Two Phase Extraction Method for Multi-label Classification of Real Life Tweets

  • Authors:
  • Shuhei Yamamoto;Tetsuji Satoh

  • Affiliations:
  • Graduate School of Library, Information and Media Studies, University of Tsukuba, 1-2 Kasuga, Tsukuba-city, Ibaraki, Japan;Graduate School of Library, Information and Media Studies, University of Tsukuba, 1-2 Kasuga, Tsukuba-city, Ibaraki, Japan

  • Venue:
  • Proceedings of International Conference on Information Integration and Web-based Applications & Services
  • Year:
  • 2013

Quantified Score

Hi-index 0.00

Visualization

Abstract

Recently, many users share their daily events and opinions on Twitter. Some are beneficial and comment on several aspects of a user's real life, i.e., eating, traffic, weather, disasters, and so on. Such posts as "The train is not coming!" are categorized in the "Traffic" aspect and will support users who want to ride the train. Such tweets as "The train is not coming due to heavy rain" are categorized in both the "Traffic" and "Weather" aspects. In this paper, we propose a multi-label method that estimates appropriate aspects against unknown tweets by extending the two phase extraction method. In it, many topics are extracted from a sea of tweets using Latent Dirichlet Allocation (LDA).
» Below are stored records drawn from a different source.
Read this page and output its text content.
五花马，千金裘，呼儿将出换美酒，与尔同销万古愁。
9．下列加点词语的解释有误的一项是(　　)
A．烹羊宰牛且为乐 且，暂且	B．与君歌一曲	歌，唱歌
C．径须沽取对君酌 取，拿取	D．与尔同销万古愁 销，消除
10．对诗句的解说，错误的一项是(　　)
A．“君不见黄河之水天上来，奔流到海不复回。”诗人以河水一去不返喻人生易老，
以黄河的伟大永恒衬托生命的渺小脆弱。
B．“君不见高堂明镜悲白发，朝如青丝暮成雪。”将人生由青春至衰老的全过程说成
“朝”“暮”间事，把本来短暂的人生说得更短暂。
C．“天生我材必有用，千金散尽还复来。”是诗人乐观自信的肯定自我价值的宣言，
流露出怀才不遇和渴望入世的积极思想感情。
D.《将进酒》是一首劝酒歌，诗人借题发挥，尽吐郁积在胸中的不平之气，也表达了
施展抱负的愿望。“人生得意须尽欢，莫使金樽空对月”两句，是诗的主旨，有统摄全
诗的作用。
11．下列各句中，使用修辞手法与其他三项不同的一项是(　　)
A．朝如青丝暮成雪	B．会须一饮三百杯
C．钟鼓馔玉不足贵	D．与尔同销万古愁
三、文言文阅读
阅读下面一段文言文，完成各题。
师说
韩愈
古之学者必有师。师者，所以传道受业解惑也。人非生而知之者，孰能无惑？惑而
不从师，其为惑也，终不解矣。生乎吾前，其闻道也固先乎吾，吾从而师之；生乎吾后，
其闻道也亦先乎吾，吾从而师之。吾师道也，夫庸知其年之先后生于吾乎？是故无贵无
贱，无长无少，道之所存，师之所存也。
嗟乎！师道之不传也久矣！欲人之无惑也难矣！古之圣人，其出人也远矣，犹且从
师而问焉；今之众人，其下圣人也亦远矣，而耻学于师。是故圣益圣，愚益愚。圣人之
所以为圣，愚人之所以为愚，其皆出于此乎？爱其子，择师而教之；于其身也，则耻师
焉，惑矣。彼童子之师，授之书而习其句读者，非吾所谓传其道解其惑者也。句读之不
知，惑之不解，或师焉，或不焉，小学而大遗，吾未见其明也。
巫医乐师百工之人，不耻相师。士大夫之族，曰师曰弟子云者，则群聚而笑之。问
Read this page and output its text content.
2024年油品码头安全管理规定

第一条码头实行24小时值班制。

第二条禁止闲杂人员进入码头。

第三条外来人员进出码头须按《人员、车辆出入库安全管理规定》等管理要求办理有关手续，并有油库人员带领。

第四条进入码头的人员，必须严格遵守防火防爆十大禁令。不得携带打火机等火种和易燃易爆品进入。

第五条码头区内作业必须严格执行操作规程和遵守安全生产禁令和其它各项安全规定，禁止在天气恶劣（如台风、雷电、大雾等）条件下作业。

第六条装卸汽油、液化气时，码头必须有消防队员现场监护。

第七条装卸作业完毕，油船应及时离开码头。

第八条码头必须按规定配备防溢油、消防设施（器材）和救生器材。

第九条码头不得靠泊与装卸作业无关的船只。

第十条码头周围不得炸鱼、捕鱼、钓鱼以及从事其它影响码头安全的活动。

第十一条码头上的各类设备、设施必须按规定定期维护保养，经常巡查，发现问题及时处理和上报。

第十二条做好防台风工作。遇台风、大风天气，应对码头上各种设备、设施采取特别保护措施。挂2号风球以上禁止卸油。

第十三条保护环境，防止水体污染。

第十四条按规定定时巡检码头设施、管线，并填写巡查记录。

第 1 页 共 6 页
Associations among many topics and fewer aspects are built using a small set of labeled tweets. Aspect scores for unknown tweets are calculated using the associations among the topics and the aspects based on the extracted terms. Appropriate aspects are labeled for unknown tweets by averaging of the aspect scores. Using a large amount of actual tweets, our sophisticated experimental evaluations demonstrate the high efficiency of our proposed multi-label classification method. When an aspect score is much larger than others, that aspect is estimated against the tweet. When several aspect scores are large within similar values, these aspects are estimated. Based on the experimental evaluation results, our prototype system demonstrates that our proposed method can appropriately estimate some aspects of each unknown tweets.